"What you want, ma?" The nearness of the speaker in the adjoining room betrayed the fact that she had been listening.

"I can't see my hand before me," answered the old woman. "I wish you'd fetch a light here. You'll find a stub of a candle in the clock under the turpentine-bottle. I hid it thar so as to have some'n' to read the Book with Sunday night if any preacher happened to drop in to hold family worship."

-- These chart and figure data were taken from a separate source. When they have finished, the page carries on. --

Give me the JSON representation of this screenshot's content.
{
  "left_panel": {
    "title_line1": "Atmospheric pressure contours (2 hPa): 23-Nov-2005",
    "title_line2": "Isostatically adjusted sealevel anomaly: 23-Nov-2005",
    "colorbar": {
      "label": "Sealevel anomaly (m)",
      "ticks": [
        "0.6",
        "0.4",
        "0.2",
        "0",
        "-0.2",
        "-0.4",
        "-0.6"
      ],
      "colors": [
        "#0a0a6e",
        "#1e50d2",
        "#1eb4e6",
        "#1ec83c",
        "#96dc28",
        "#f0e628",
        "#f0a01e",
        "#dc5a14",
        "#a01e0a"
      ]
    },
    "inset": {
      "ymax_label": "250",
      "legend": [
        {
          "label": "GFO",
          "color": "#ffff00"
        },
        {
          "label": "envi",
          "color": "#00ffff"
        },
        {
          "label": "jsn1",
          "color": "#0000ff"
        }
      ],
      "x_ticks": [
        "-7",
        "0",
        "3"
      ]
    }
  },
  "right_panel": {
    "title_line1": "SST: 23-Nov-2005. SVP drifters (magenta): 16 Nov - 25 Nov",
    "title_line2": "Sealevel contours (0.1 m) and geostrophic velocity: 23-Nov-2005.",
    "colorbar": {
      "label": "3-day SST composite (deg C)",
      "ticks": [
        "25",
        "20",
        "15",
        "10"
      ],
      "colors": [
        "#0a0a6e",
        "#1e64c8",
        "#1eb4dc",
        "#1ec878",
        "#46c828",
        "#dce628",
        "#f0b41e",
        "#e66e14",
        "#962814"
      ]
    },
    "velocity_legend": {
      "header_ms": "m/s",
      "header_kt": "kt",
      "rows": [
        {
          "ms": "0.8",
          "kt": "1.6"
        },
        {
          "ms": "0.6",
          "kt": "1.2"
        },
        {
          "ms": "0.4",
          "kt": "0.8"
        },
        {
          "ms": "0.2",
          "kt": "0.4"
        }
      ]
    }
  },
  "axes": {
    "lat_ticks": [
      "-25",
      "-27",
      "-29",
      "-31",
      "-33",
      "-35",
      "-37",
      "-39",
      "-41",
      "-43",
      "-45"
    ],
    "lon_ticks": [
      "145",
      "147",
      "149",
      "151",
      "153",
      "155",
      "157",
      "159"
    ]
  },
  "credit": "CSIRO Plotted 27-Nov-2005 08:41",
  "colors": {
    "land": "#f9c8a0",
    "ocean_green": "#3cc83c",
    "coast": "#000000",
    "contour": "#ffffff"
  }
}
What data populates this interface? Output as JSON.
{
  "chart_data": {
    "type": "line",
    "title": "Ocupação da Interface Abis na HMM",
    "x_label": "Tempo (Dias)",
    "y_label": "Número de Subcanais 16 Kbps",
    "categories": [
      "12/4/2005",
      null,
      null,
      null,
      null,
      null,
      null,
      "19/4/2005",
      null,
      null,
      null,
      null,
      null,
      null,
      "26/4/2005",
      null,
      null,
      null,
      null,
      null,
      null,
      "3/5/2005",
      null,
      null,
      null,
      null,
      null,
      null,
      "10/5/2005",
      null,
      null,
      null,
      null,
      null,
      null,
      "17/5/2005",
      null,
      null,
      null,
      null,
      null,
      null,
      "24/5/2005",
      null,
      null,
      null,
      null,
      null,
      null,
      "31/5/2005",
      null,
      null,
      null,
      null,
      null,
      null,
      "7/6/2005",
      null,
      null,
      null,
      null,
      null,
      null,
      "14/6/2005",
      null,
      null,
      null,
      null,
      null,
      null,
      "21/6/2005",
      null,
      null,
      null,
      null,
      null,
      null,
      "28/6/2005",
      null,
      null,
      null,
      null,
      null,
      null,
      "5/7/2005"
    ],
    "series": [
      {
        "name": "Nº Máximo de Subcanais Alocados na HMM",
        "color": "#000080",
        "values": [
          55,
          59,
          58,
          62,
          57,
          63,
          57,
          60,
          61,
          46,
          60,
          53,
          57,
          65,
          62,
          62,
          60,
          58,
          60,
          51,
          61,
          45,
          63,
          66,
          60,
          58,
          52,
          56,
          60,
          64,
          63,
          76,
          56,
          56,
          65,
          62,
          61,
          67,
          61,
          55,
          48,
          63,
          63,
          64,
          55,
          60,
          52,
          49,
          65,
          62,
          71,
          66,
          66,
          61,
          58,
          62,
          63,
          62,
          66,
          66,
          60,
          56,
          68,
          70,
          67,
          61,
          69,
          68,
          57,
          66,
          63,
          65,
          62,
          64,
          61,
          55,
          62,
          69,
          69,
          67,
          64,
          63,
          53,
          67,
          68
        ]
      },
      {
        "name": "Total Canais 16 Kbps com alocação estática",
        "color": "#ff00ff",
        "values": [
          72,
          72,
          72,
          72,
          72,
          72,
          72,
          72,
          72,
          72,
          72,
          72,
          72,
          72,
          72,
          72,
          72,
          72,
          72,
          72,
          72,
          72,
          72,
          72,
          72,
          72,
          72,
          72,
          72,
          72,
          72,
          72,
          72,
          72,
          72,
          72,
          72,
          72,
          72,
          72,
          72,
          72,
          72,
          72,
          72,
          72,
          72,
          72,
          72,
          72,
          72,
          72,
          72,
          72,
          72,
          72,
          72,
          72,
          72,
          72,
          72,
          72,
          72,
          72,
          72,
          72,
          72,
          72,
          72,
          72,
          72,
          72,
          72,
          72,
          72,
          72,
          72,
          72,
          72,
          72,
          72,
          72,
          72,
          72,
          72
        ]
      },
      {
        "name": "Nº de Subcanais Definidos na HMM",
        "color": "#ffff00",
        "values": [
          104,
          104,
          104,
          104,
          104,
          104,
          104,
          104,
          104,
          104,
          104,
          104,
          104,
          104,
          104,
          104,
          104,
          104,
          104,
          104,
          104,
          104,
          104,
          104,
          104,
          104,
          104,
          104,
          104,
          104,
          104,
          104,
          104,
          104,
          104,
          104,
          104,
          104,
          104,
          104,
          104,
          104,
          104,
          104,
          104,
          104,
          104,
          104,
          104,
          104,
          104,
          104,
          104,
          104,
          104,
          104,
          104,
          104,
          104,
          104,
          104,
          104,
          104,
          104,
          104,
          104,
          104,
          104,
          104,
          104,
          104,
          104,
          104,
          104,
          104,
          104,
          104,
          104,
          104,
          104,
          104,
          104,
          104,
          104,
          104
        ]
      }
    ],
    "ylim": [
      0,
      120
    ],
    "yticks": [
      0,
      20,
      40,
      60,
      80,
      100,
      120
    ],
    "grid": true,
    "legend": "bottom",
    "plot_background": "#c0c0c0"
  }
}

The girl lighted the bit of tallow-dip and braced it upright in a cracked teacup with some bits of stone. She brought it in, placed it on a dry-goods box filled with cotton-seed and ears of corn, and shambled out. King's heart sank as he looked around him in the dim light. The room was only a lean-to shed walled with slabs driven into the ground and floored with puncheons. The bedstead was a crude, wooden frame supported by perpendicular saplings fastened to floor and rafters. The irregular cracks in the wall were filled with mud, rags, and newspapers. Bunches of dried herbs, roots, and red peppers hung above his head, and piles of clothing, earth-dyed and worn to shreds, and agricultural implements lay about indiscriminately. Disturbed by the light, a hen flew from her nest behind a dismantled cloth-loom, and with a loud cackling ran out at the door. There was a square cat-hole in the wall, and through it a lank, half-starved cat crawled and came purring and rubbing against the young man's ankle.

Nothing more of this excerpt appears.